Ius Poenale (Jun 2022)

Poverty and Justice: From The Poverty Of Law To The Rigth Of Poverty

  • Ghislain-David KASONGO LUKOJI

DOI
https://doi.org/10.25041/ip.v3i1.2533
Journal volume & issue
Vol. 3, no. 1
pp. 49 – 70

Abstract

Read online

The law, understood as the set of rules that organizes life in a given society (objectivemeaning) and recognizes the prerogatives of the members of the said society or subjects of law (subjective meaning), is incapable of effectively fighting against poverty. Indeed, the law seems to be powerless against this social fact, or even scourge, to the point that it displays sometimes contradictory attitudes to it, crystallising in a shifting legal categorisation. Fortunately, it is not resigned: it perpetually reinvents ‘stratagems’tending to establish an artificial equality between the members of the community and protect the weakest or most vulnerable among them. Justice is one of the social sectors where the interaction between ‘law and ‘poverty’ is particularly evident.

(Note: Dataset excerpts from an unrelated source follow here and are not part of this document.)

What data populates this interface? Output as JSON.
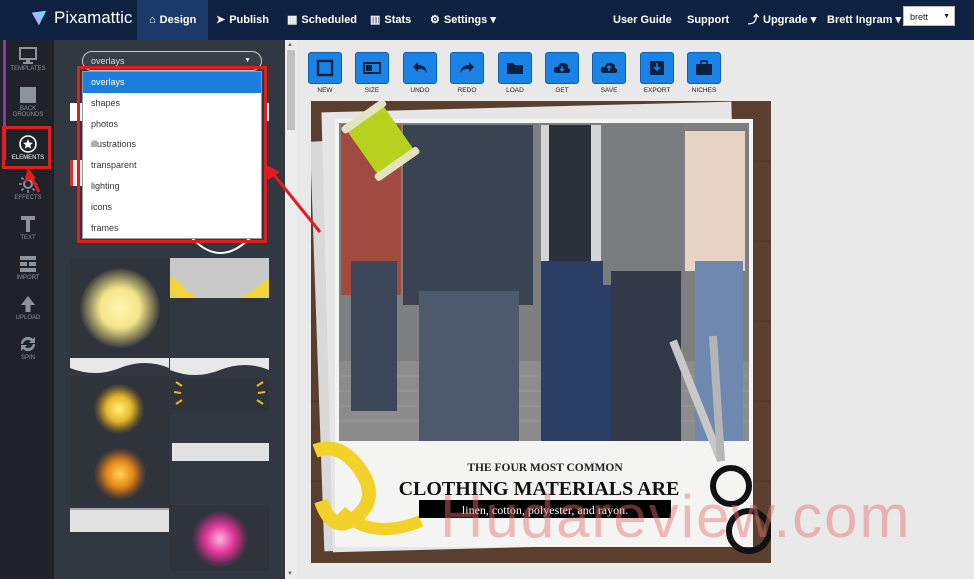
{
  "nav": {
    "logo": "Pixamattic",
    "items": [
      {
        "label": "Design",
        "icon": "home-icon"
      },
      {
        "label": "Publish",
        "icon": "paper-plane-icon"
      },
      {
        "label": "Scheduled",
        "icon": "calendar-icon"
      },
      {
        "label": "Stats",
        "icon": "chart-icon"
      },
      {
        "label": "Settings",
        "icon": "gear-icon"
      }
    ],
    "right": [
      {
        "label": "User Guide"
      },
      {
        "label": "Support"
      },
      {
        "label": "Upgrade"
      },
      {
        "label": "Brett Ingram"
      }
    ],
    "user_select_value": "brett"
  },
  "sidebar": {
    "items": [
      {
        "label": "TEMPLATES",
        "icon": "monitor-icon"
      },
      {
        "label": "BACK GROUNDS",
        "icon": "square-icon"
      },
      {
        "label": "ELEMENTS",
        "icon": "star-circle-icon"
      },
      {
        "label": "EFFECTS",
        "icon": "sun-icon"
      },
      {
        "label": "TEXT",
        "icon": "text-icon"
      },
      {
        "label": "IMPORT",
        "icon": "import-icon"
      },
      {
        "label": "UPLOAD",
        "icon": "upload-arrow-icon"
      },
      {
        "label": "SPIN",
        "icon": "spin-icon"
      }
    ]
  },
  "panel": {
    "category_value": "overlays",
    "options": [
      "overlays",
      "shapes",
      "photos",
      "illustrations",
      "transparent",
      "lighting",
      "icons",
      "frames"
    ]
  },
  "toolbar": {
    "items": [
      "NEW",
      "SIZE",
      "UNDO",
      "REDO",
      "LOAD",
      "GET",
      "SAVE",
      "EXPORT",
      "NICHES"
    ]
  },
  "design": {
    "line1": "THE FOUR MOST COMMON",
    "line2": "CLOTHING MATERIALS ARE",
    "line3": "linen, cotton, polyester, and rayon."
  },
  "watermark": "Hudareview.com",
  "colors": {
    "nav_bg": "#0f2140",
    "accent": "#1b83e6",
    "highlight": "#e11d20"
  }
}
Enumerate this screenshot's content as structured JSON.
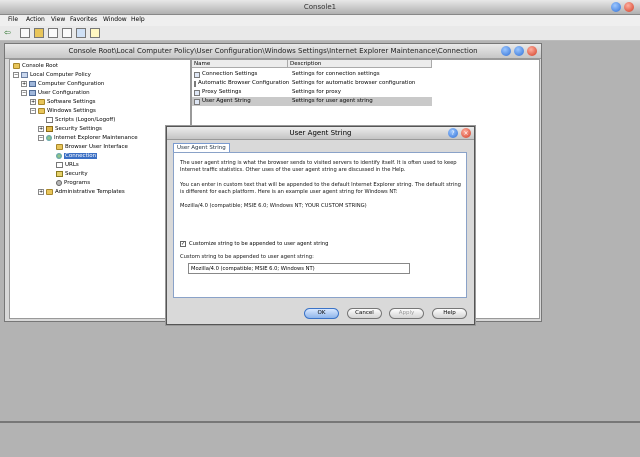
{
  "console": {
    "title": "Console1",
    "menu": [
      "File",
      "Action",
      "View",
      "Favorites",
      "Window",
      "Help"
    ]
  },
  "inner_window": {
    "title": "Console Root\\Local Computer Policy\\User Configuration\\Windows Settings\\Internet Explorer Maintenance\\Connection"
  },
  "tree": {
    "nodes": [
      {
        "label": "Console Root",
        "icon": "folder-icon"
      },
      {
        "label": "Local Computer Policy",
        "icon": "policy-icon",
        "expander": "−"
      },
      {
        "label": "Computer Configuration",
        "icon": "computer-icon",
        "expander": "+"
      },
      {
        "label": "User Configuration",
        "icon": "computer-icon",
        "expander": "−"
      },
      {
        "label": "Software Settings",
        "icon": "folder-icon",
        "expander": "+"
      },
      {
        "label": "Windows Settings",
        "icon": "folder-icon",
        "expander": "−"
      },
      {
        "label": "Scripts (Logon/Logoff)",
        "icon": "doc-icon"
      },
      {
        "label": "Security Settings",
        "icon": "lock-icon",
        "expander": "+"
      },
      {
        "label": "Internet Explorer Maintenance",
        "icon": "globe-icon",
        "expander": "−"
      },
      {
        "label": "Browser User Interface",
        "icon": "folder-icon"
      },
      {
        "label": "Connection",
        "icon": "globe-icon",
        "selected": true
      },
      {
        "label": "URLs",
        "icon": "doc-icon"
      },
      {
        "label": "Security",
        "icon": "key-icon"
      },
      {
        "label": "Programs",
        "icon": "gear-icon"
      },
      {
        "label": "Administrative Templates",
        "icon": "folder-icon",
        "expander": "+"
      }
    ]
  },
  "list": {
    "columns": [
      "Name",
      "Description"
    ],
    "rows": [
      {
        "name": "Connection Settings",
        "description": "Settings for connection settings"
      },
      {
        "name": "Automatic Browser Configuration",
        "description": "Settings for automatic browser configuration"
      },
      {
        "name": "Proxy Settings",
        "description": "Settings for proxy"
      },
      {
        "name": "User Agent String",
        "description": "Settings for user agent string"
      }
    ]
  },
  "dialog": {
    "title": "User Agent String",
    "tab": "User Agent String",
    "para1": "The user agent string is what the browser sends to visited servers to identify itself. It is often used to keep Internet traffic statistics. Other uses of the user agent string are discussed in the Help.",
    "para2": "You can enter in custom text that will be appended to the default Internet Explorer string. The default string is different for each platform. Here is an example user agent string for Windows NT:",
    "example": "Mozilla/4.0 (compatible; MSIE 6.0; Windows NT; YOUR CUSTOM STRING)",
    "checkbox_label": "Customize string to be appended to user agent string",
    "checkbox_checked": true,
    "field_label": "Custom string to be appended to user agent string:",
    "field_value": "Mozilla/4.0 (compatible; MSIE 6.0; Windows NT)",
    "buttons": {
      "ok": "OK",
      "cancel": "Cancel",
      "apply": "Apply",
      "help": "Help"
    }
  }
}
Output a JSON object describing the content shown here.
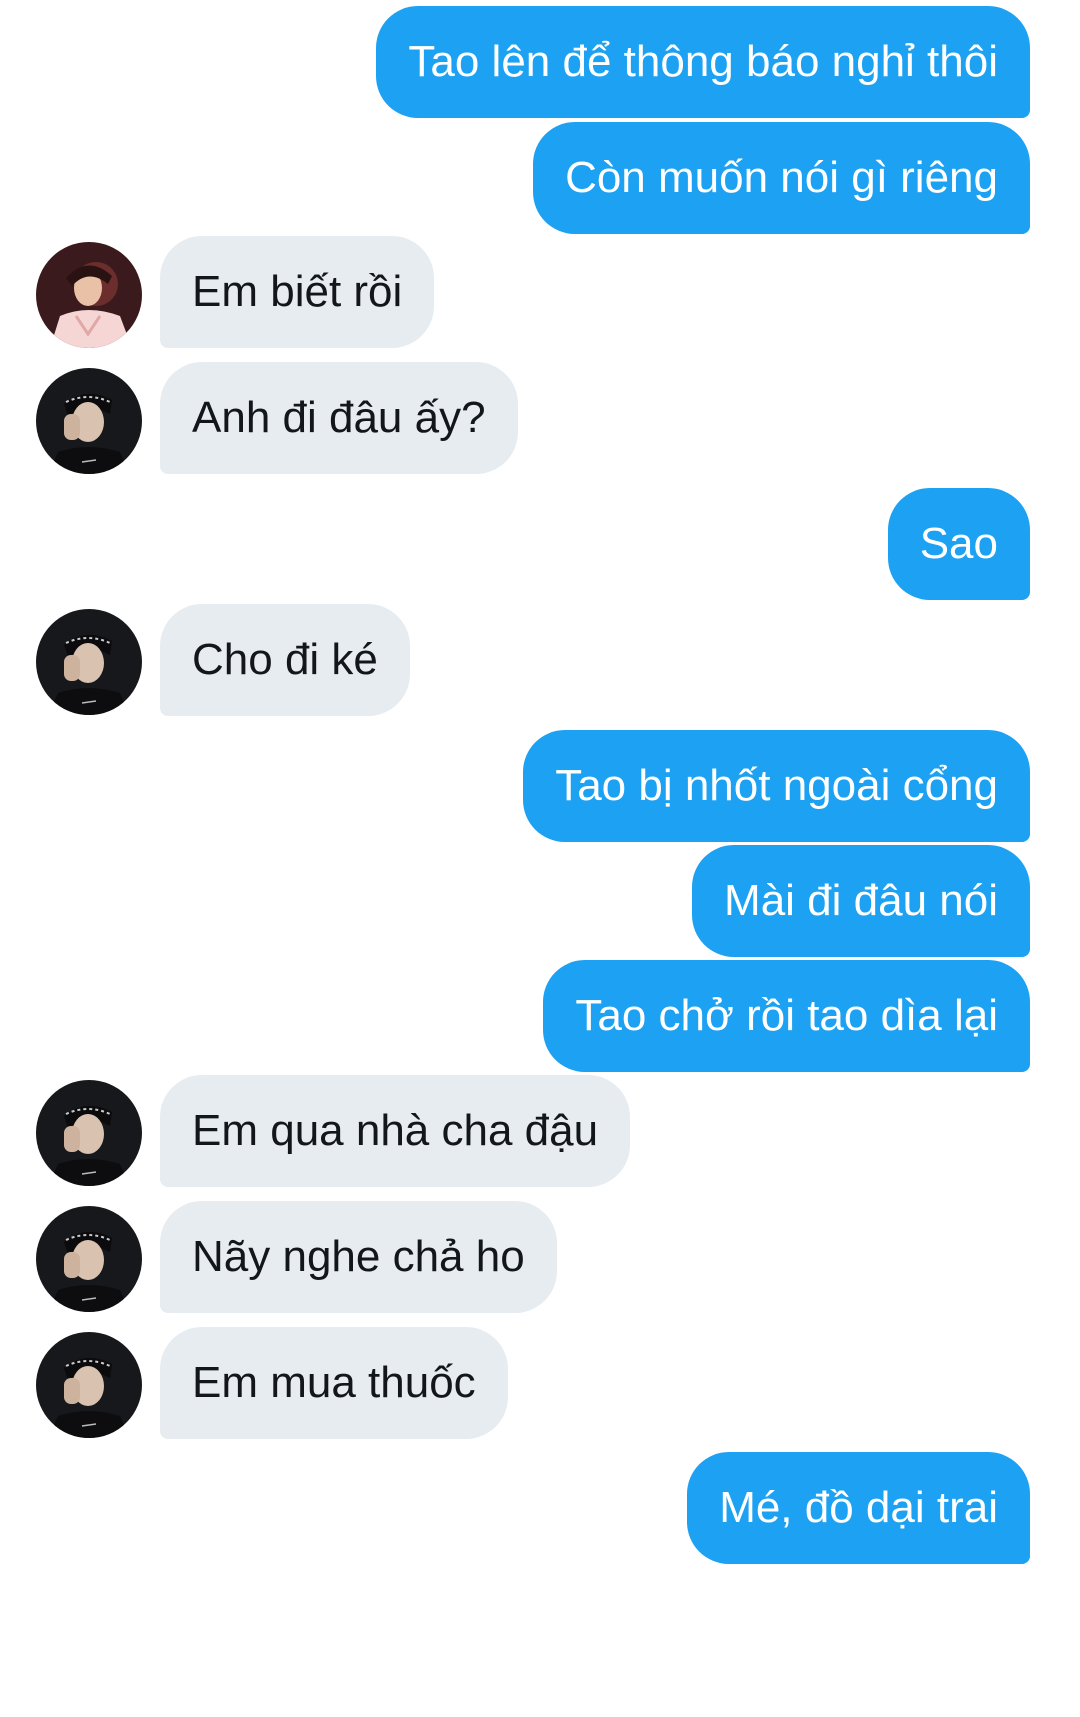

While it is true that poverty can be a barrier to access to justice, the restriction of the right to access to justice reinforces or leads to poverty. This contribution is based on a historio-epistemo-comparative approach: it first used the exegetical method to analyze the scope and basis of the legal framework of poverty and its implication on access to justice, before resorting to the comparative and historical method in order to identify the origin of the solutions proposed by Congolese law on the issue in relation to the Belgian and French systems with which it has close sociological links. The study thus demonstrates the difficulty that developing countries, particularly the Democratic Republic of Congo, have in meeting this challenge, both in the field of adult justice and in that of juvenile justice, where the problem is more acute, especially from a different position.